1, the signal A is output from the pressure detection unit 11 at this time. Next, the air discharge ports 14, 13, 12 are located on the pressure detection unit 11 in this order, and the signal B from the pressure detection unit 11
The signals C and D are output in this order.

When the carriage 5 moves, the reading means 4 of the linear scale 10 outputs a signal E which is a position signal. The signal A to signal D rises or falls. The distance between adjacent nozzles can be measured by counting the number of E pulses by a CPU or the like.

In this case, the distance between the signal A and the signal B is the head delay amount between the ink jet head 9 and the ink jet head 8, and the distance between the signal B and the signal C is between the ink jet head 8 and the ink jet head 7. The head-to-head delay amount, and the distance between the signals C and D is the head-to-head delay amount between the inkjet head 7 and the inkjet head 6. Therefore, if each of the count values is stored and the ejection delay amount between the heads is controlled by the count value, the four colors can be accurately superimposed.

That is, the above-described operation makes it possible to accurately measure the head-to-head delay amount. By storing this value in the CPU or the like and adjusting the ejection timing, it becomes possible to accurately superimpose dots. This embodiment has one head
Although the case where the nozzle is provided is shown, it is obvious that the present invention can be applied to the case where a plurality of nozzles are provided.

[0020]

As described above, according to the present invention, the distance between the nozzles of the adjacent heads can be automatically measured by detecting the pressure of the air flow flowing out from the air discharge port of each head, so that the delay amount of print data can be measured. Can be easily optimized and deviation of dot superposition can be prevented.

[Brief description of drawings]

FIG. 1 is a front view showing a main part of an inkjet recording apparatus according to an embodiment of the present invention.

FIG. 2 is a timing chart for explaining the operation of the pressure detection unit.

FIG. 3 is a cross-sectional view of a main part of a head portion of a static control inkjet recording apparatus.

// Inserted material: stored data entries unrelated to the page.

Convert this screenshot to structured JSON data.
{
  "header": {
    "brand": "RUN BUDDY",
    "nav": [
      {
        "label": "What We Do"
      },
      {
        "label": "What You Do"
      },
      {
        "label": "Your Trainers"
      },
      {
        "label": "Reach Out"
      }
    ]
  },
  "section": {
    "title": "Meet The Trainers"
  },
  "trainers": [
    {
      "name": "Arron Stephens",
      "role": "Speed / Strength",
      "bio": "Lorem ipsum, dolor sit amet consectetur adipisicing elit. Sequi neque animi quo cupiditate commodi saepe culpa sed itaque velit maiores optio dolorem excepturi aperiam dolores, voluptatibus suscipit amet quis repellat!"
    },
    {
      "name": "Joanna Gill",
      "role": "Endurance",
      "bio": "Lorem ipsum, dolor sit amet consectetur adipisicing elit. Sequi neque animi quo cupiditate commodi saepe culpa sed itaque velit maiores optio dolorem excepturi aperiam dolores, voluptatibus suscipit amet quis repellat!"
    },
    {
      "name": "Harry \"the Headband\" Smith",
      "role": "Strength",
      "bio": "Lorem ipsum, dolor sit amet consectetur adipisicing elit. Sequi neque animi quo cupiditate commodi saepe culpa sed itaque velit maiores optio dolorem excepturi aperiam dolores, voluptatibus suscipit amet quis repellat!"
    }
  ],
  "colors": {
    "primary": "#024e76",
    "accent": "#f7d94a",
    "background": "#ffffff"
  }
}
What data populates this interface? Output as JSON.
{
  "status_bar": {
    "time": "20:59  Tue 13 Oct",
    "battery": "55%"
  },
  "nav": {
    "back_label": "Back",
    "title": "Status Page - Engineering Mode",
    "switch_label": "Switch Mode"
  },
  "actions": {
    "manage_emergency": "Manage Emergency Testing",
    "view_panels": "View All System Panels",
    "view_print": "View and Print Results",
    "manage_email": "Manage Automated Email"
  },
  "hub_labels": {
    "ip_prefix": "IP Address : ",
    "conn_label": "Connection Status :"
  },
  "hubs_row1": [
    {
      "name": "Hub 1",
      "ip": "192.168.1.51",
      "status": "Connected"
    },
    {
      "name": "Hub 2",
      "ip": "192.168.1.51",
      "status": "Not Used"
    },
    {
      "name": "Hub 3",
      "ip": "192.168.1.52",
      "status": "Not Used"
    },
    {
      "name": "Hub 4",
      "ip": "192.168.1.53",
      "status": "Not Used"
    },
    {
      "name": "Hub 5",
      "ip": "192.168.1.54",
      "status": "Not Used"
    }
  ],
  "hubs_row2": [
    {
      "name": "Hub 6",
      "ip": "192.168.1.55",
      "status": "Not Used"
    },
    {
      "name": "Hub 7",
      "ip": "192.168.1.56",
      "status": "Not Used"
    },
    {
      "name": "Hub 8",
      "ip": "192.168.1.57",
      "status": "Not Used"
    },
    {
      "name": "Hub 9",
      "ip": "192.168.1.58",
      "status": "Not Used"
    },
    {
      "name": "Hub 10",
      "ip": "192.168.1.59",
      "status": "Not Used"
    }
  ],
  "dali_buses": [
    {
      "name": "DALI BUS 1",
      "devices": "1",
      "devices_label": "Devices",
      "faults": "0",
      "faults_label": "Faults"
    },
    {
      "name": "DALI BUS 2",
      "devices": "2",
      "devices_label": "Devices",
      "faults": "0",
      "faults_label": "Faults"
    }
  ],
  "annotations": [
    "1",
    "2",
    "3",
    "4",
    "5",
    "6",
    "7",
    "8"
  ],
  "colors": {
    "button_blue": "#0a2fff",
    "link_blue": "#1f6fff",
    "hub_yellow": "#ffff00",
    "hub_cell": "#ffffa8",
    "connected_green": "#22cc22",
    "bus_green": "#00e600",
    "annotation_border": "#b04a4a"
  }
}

FIG. 4 is a perspective view showing a main part of a conventional static control inkjet recording device.

[Explanation of symbols]

 1 Fixed Platen 2 Paper Feed Roller 3 Recording Medium 4 Linear Scale Reading Unit 5 Carriage 6 to 9 Inkjet Head 10 Linear Scale 11 Pressure Detection Unit 12 to 15 Air Discharge Port

Claims (1)

[Claims] 1. An ink ejection port, one of which is in communication with an ink chamber, is arranged so as to face each other with a predetermined gap in the air ejection port, and air is continuously discharged from the air ejection port through the gap. In this state, by intermittently applying a predetermined pulse voltage between the air discharge port and electrodes provided around the ink discharge port, the ink from the ink discharge port is discharged from the air discharge port together with the air flow. In an ink jet recording apparatus having a head group in which a plurality of ink jet heads for intermittently ejecting and printing on the recording medium are integrally arranged along a scanning direction, an air flow flowing out from an air ejection port of each head A detecting means for detecting the pressure is provided so as to face the scanning locus of the head group, and the distance between the adjacent inkjet heads is determined from the interval of the detection output of the detecting means. Distance jet recording apparatus characterized by measuring the.